DETAILED DESCRIPTION OF A PREFERRED EMBODIMENT OF THE INVENTION
[0035] Examples of two-dimensional electrophoresis procedures for
which the apparatus is well-suited are set forth in an article
entitled .cndot.Analytical and Micropreparative Two-Dimensional
Electrophoresis of Proteins" by M. G. Harrington, D. Gudeman, T.
Zewert, M. Yun, and L. Hood (METHODS: A Companion to Methods in
Enzymology, Volume 3, No. 2, Oct. pp. 98-108, 1991). The contents
of this reference along with all of the references cited in the
article are hereby incorporated by reference.
The First Dimensional Gel Strips and Semi-Rigid Support
[0036] In a preferred embodiment shown in FIG. 1, pre-cast
polyacrylamide or related pH gradient gel strips (1) are
polymerized on and covalently attached to a semi-rigid support (2)

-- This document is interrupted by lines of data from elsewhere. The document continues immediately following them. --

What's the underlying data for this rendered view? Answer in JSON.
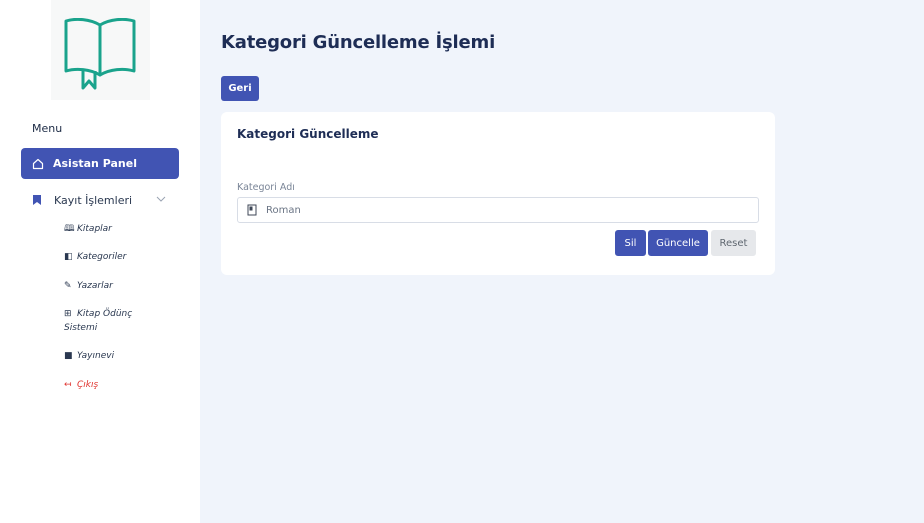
{
  "sidebar": {
    "logo_icon": "open-book-icon",
    "menu_heading": "Menu",
    "active_item": {
      "label": "Asistan Panel",
      "icon": "home-icon"
    },
    "group": {
      "label": "Kayıt İşlemleri",
      "icon": "bookmark-icon",
      "expanded": true
    },
    "sub_items": [
      {
        "label": "Kitaplar",
        "icon": "book-icon"
      },
      {
        "label": "Kategoriler",
        "icon": "journal-icon"
      },
      {
        "label": "Yazarlar",
        "icon": "pen-icon"
      },
      {
        "label": "Kitap Ödünç",
        "label2": "Sistemi",
        "icon": "plus-square-icon"
      },
      {
        "label": "Yayınevi",
        "icon": "building-icon"
      },
      {
        "label": "Çıkış",
        "icon": "logout-icon"
      }
    ]
  },
  "main": {
    "title": "Kategori Güncelleme İşlemi",
    "back_button": "Geri",
    "card": {
      "title": "Kategori Güncelleme",
      "field_label": "Kategori Adı",
      "field_value": "Roman",
      "field_icon": "book-icon",
      "buttons": {
        "delete": "Sil",
        "update": "Güncelle",
        "reset": "Reset"
      }
    }
  },
  "colors": {
    "primary": "#4154b3",
    "logo": "#1aa38c",
    "background": "#f0f4fb",
    "danger": "#e0342f"
  }
}
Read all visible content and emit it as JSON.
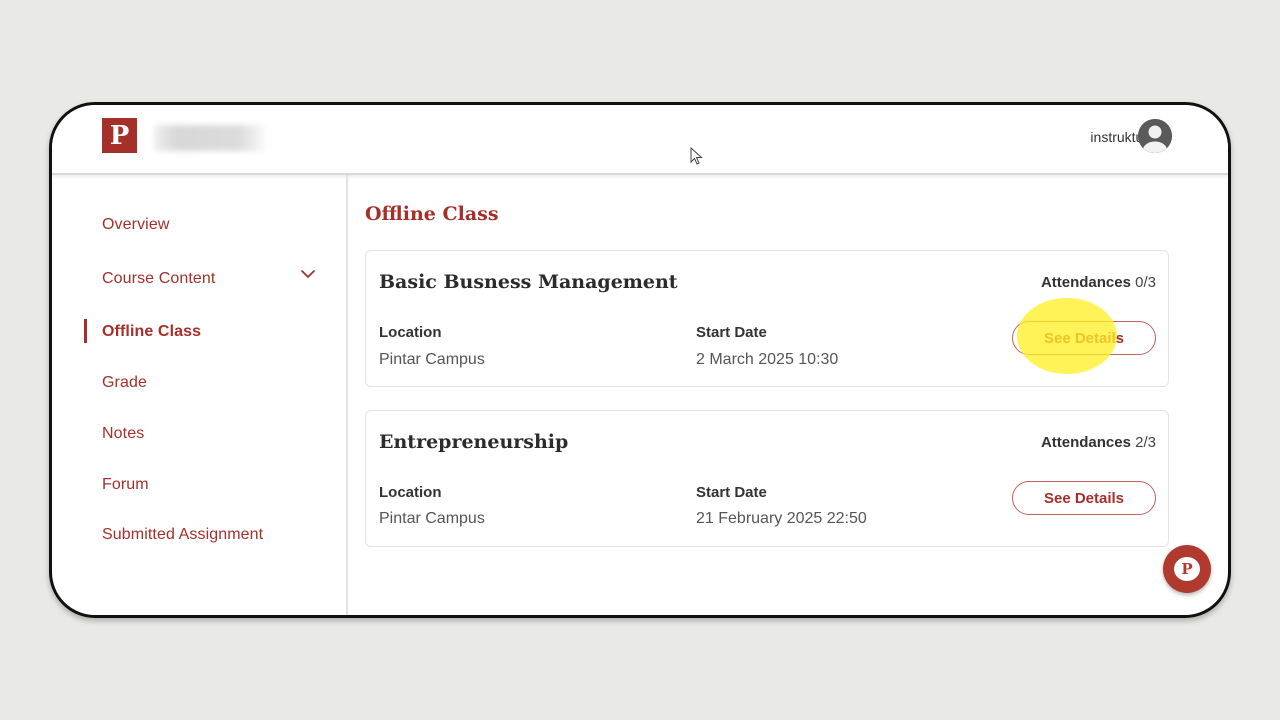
{
  "header": {
    "logo_letter": "P",
    "user_name": "instruktur"
  },
  "sidebar": {
    "items": [
      {
        "label": "Overview"
      },
      {
        "label": "Course Content"
      },
      {
        "label": "Offline Class"
      },
      {
        "label": "Grade"
      },
      {
        "label": "Notes"
      },
      {
        "label": "Forum"
      },
      {
        "label": "Submitted Assignment"
      }
    ],
    "active_item": "Offline Class"
  },
  "main": {
    "title": "Offline Class",
    "classes": [
      {
        "title": "Basic Busness Management",
        "attendance_label": "Attendances",
        "attendance_value": "0/3",
        "location_label": "Location",
        "location_value": "Pintar Campus",
        "start_label": "Start Date",
        "start_value": "2 March 2025 10:30",
        "button_label": "See Details"
      },
      {
        "title": "Entrepreneurship",
        "attendance_label": "Attendances",
        "attendance_value": "2/3",
        "location_label": "Location",
        "location_value": "Pintar Campus",
        "start_label": "Start Date",
        "start_value": "21 February 2025 22:50",
        "button_label": "See Details"
      }
    ]
  },
  "chat_fab": {
    "letter": "P"
  },
  "colors": {
    "brand": "#a5302a",
    "background": "#e9eae6",
    "highlight": "#fff028"
  }
}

such that the gel strips, which are typically about 3-5 mm wide,
are spaced at about 9 mm on center with around a 4-6 mm wide space
between them and a length of about 80-120 mm. The pre-cast gradient
gels can be cast in a discontinuous mold that allows for the
introduction of both uniform and gradient variable compositions
running the length of the gel. Said semi-rigid support (2), may
typically be composed of, but is not limited to, 100-200 micron
thick polyester, polymethylmethacrylate or polycarbonate film that
has been surface treated to provide a continuous or discontinuous
hydrophilic reactive surface that will bind the gel polymer by
covalently integrating into the gel matrix. An example of such film
is the polyacrylamide support film known as Gel Bond.TM..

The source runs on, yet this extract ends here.